The Adventure, Giovanni Truppi
About the Author
Giulia Crepaldi lives in Adria, Veneto, the town which, according to tradition, gave its name to the Adriatic Sea. She is a teacher by profession, but her passion is writing short stories and poems.
After obtaining her linguistic diploma, she attended the Faculty of Modern Literature in Padua where she cultivated a natural predisposition for literature, reading and writing, fueled by great curiosity and creativity. She writes short stories and two of these, “A Journey Through Memories” and “Invisible”, won her two literary prizes. One in Turin on the occasion of the International “Trofeo Penna D’Autore” competition and one in Lendinara in the “l’Arcobaleno della Vita” competition. Her literary inclination therefore shifts to poetry and she continues to experiment a lot in that area. Some of her poems were showcased in cultural events in her city: for example, “Anima Gemella” won fifth prize in the “Adria in Love” event. Her writing is defined as evocative and emotional due to the frequent use of imagery and description.

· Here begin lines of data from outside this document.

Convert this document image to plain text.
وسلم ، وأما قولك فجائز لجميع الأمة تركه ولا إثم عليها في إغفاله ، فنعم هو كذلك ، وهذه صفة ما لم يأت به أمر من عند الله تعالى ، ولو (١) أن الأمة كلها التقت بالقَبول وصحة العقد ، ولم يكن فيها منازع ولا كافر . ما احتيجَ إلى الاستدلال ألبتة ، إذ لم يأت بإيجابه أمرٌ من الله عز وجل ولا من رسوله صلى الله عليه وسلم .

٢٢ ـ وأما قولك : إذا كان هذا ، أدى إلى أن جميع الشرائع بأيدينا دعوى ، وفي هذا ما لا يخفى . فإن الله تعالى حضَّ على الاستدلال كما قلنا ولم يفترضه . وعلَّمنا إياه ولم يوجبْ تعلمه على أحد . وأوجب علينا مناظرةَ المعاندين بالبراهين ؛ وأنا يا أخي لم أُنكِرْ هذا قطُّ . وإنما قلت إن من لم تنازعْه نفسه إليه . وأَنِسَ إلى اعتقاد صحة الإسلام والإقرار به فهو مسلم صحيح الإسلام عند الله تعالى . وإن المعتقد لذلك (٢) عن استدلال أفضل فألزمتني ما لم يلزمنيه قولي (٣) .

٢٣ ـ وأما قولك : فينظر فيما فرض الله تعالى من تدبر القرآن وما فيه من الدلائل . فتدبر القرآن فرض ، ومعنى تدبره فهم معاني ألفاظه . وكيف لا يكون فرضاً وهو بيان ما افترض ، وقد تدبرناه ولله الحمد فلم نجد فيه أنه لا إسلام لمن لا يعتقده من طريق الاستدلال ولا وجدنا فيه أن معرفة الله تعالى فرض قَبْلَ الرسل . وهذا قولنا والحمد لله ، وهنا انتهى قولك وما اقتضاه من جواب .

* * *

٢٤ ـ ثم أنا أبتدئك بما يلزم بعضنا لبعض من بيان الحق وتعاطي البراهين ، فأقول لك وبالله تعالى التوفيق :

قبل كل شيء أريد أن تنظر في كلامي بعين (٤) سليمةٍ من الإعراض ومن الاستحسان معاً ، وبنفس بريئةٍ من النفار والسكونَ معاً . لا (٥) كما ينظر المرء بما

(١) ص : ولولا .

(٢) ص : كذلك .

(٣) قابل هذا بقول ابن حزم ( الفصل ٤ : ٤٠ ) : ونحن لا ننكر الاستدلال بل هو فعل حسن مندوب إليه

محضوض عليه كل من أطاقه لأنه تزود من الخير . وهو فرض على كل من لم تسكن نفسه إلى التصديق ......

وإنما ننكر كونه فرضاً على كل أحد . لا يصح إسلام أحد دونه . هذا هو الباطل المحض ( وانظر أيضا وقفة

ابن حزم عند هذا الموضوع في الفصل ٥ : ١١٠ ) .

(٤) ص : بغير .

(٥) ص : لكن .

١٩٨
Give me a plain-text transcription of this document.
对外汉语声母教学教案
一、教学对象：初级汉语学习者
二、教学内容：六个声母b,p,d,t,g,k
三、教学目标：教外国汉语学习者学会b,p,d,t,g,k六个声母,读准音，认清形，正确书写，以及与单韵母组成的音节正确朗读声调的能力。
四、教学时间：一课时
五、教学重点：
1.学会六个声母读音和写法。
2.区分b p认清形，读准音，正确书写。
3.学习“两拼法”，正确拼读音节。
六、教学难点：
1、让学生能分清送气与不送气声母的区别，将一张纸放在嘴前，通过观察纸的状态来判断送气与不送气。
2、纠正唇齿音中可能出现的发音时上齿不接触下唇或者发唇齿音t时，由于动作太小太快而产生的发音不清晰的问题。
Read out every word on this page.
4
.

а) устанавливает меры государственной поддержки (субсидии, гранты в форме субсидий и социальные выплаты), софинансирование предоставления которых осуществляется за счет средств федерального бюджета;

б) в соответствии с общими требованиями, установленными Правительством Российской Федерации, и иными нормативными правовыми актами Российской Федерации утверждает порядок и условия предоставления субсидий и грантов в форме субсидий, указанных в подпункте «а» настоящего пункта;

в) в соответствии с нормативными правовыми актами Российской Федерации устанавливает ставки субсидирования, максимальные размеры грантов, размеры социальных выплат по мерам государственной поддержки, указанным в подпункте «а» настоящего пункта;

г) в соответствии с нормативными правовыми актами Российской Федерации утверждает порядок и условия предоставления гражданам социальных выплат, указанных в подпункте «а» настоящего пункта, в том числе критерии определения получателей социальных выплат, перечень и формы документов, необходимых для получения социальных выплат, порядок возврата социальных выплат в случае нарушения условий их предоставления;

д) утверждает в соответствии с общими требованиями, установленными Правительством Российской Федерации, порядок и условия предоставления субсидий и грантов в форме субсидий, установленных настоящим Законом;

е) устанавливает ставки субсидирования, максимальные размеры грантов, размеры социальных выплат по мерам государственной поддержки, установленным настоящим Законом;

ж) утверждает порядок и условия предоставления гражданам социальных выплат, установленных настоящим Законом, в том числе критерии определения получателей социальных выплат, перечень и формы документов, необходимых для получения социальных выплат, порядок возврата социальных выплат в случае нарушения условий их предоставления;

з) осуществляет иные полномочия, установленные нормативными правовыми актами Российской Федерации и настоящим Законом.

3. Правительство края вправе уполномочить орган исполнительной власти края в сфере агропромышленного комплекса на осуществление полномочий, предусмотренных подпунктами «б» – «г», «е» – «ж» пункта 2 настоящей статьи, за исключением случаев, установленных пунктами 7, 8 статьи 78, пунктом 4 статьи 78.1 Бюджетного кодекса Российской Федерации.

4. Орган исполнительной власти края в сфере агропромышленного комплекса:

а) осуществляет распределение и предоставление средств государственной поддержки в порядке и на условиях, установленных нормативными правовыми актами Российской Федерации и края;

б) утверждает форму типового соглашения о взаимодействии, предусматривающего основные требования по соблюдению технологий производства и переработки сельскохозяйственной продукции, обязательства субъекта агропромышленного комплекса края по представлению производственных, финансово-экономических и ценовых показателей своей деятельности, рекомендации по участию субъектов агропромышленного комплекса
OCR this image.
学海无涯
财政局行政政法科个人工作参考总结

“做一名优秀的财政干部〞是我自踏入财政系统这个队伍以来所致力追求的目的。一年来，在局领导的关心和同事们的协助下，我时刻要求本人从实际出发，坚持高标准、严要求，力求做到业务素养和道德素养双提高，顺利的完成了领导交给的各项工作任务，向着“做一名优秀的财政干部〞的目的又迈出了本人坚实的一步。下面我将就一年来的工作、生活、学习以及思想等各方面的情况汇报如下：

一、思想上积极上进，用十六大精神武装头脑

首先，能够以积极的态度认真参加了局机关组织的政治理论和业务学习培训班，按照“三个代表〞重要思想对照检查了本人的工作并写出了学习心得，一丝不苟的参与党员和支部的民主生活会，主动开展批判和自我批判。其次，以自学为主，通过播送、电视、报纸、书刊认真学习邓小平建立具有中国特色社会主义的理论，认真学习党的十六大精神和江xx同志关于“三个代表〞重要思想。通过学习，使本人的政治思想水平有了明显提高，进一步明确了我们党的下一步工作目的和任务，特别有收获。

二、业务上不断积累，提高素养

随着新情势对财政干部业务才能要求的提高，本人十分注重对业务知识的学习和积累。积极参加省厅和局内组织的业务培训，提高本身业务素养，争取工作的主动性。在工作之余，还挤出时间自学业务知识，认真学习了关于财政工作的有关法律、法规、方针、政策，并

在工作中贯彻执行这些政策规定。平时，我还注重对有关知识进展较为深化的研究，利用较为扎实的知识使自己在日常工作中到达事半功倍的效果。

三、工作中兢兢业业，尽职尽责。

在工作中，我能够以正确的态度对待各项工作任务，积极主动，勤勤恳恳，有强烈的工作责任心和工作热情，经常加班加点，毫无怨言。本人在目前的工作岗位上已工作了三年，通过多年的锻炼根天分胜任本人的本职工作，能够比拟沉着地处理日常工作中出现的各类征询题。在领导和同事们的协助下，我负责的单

Her humanistic education is enriched by two interesting experiences: the collaboration as a freelance journalist with the newspaper “La Voce di Rovigo” and the internship as a press officer in a communication and marketing agency in Padua.
Her strong interest in literature led her to undertake her current profession as an Italian teacher.
Her passions, in addition to writing, are nature walks, dancing, drawing, music and singing, and travel.
Giulia likes to explore and finds that traveling is the best way to get “lost” while finding your true self.